Valsartan does not inhibit angiotensin converting enzyme (ACE), also known as kininase II, the enzyme that converts angiotensin I to angiotensin II and degrades bradykinin.


Administration of valsartan to patients with type II diabetes and microalbuminuria has resulted in significant reduction of urinary albumin excretion.



Pharmacodynamics

Valsartan inhibits the pressor effect of an angiotensin II infusion. An oral dose of 80 mg inhibits the pressor effect by about 80% at peak with approximately 30% inhibition persisting for 24 hours.

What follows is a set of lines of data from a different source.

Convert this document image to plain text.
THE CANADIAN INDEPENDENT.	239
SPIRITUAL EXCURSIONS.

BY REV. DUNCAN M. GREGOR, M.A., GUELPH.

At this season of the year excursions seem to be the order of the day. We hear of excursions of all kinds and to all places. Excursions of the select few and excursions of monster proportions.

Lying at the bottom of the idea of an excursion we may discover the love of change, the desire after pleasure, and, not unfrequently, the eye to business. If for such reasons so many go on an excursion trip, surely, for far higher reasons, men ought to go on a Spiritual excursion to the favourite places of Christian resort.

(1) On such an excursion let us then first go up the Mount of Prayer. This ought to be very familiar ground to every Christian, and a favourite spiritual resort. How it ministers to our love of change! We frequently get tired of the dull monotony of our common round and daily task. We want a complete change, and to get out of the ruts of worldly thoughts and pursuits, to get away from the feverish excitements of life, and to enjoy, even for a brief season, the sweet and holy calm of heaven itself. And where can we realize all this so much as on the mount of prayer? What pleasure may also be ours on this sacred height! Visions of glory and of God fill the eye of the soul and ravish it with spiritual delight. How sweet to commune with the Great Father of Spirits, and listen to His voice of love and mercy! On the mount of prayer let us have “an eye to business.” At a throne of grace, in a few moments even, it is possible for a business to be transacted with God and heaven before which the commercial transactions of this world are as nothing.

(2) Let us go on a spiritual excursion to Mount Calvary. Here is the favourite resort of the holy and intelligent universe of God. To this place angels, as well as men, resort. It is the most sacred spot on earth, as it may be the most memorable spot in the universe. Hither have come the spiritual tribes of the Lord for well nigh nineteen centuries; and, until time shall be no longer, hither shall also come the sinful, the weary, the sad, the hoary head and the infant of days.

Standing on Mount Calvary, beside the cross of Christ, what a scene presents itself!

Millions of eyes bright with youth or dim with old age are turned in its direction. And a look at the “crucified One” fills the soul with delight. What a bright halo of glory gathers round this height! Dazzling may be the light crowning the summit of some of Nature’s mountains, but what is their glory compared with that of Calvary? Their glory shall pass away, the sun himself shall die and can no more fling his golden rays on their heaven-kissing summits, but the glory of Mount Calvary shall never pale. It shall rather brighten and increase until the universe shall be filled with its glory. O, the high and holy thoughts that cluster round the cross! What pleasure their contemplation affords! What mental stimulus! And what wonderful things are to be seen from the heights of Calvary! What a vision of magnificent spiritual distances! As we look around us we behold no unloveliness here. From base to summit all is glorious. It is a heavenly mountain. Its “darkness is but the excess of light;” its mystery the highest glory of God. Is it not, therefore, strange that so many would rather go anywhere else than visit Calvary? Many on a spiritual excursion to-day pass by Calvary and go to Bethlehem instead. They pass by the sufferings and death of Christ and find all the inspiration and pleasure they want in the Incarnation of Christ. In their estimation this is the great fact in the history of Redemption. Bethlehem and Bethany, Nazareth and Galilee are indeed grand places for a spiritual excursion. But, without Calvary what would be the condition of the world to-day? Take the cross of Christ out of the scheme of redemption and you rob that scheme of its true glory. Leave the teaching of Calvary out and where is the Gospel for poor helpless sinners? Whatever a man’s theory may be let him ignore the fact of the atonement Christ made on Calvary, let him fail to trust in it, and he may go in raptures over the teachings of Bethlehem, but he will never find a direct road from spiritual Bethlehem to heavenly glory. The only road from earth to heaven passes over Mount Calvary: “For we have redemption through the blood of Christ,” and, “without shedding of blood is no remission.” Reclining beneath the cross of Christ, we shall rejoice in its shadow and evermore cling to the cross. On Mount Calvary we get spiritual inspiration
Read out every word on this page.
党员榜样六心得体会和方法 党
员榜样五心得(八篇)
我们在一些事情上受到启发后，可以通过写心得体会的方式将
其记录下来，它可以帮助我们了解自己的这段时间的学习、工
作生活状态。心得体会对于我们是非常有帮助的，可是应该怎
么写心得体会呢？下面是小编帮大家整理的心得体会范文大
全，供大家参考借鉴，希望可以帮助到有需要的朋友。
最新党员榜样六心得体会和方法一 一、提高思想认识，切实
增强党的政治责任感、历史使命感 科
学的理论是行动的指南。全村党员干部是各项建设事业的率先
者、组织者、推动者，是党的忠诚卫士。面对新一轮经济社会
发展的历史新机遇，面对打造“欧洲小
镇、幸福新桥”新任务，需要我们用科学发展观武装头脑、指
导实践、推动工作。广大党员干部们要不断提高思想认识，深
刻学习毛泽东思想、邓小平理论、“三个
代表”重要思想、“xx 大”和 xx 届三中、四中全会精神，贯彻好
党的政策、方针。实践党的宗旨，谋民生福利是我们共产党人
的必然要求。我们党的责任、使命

After a single oral dose, the antihypertensive activity of valsartan has an onset within approximately 2 hours and peaks within 4-6 hours in most patients.


The anti-hypertensive effect of valsartan persists for 24 hours after dosing. Trough/peak ratio ranges from 0.54 to 0.76. DIOVAN reduces blood pressure in hypertensive patients without affecting pulse rate.


During repeated dosing, the maximum blood pressure reduction with any dose is generally attained within 4 weeks, and is sustained during long-term therapy. Combinations with hydrochlorothiazide produce additional reduction in blood pressure.


There is no apparent rebound effect after abrupt withdrawal of valsartan therapy.


Although data available to date indicate a similar pharmacodynamic effect of valsartan in black and white hypertensive patients, this should be viewed with caution since antihypertensive drugs that affect the renin-angiotensin system, such as ACE inhibitors and angiotensin II AT1 receptor blockers, have generally been found to be less effective in low-renin hypertensives (frequently blacks).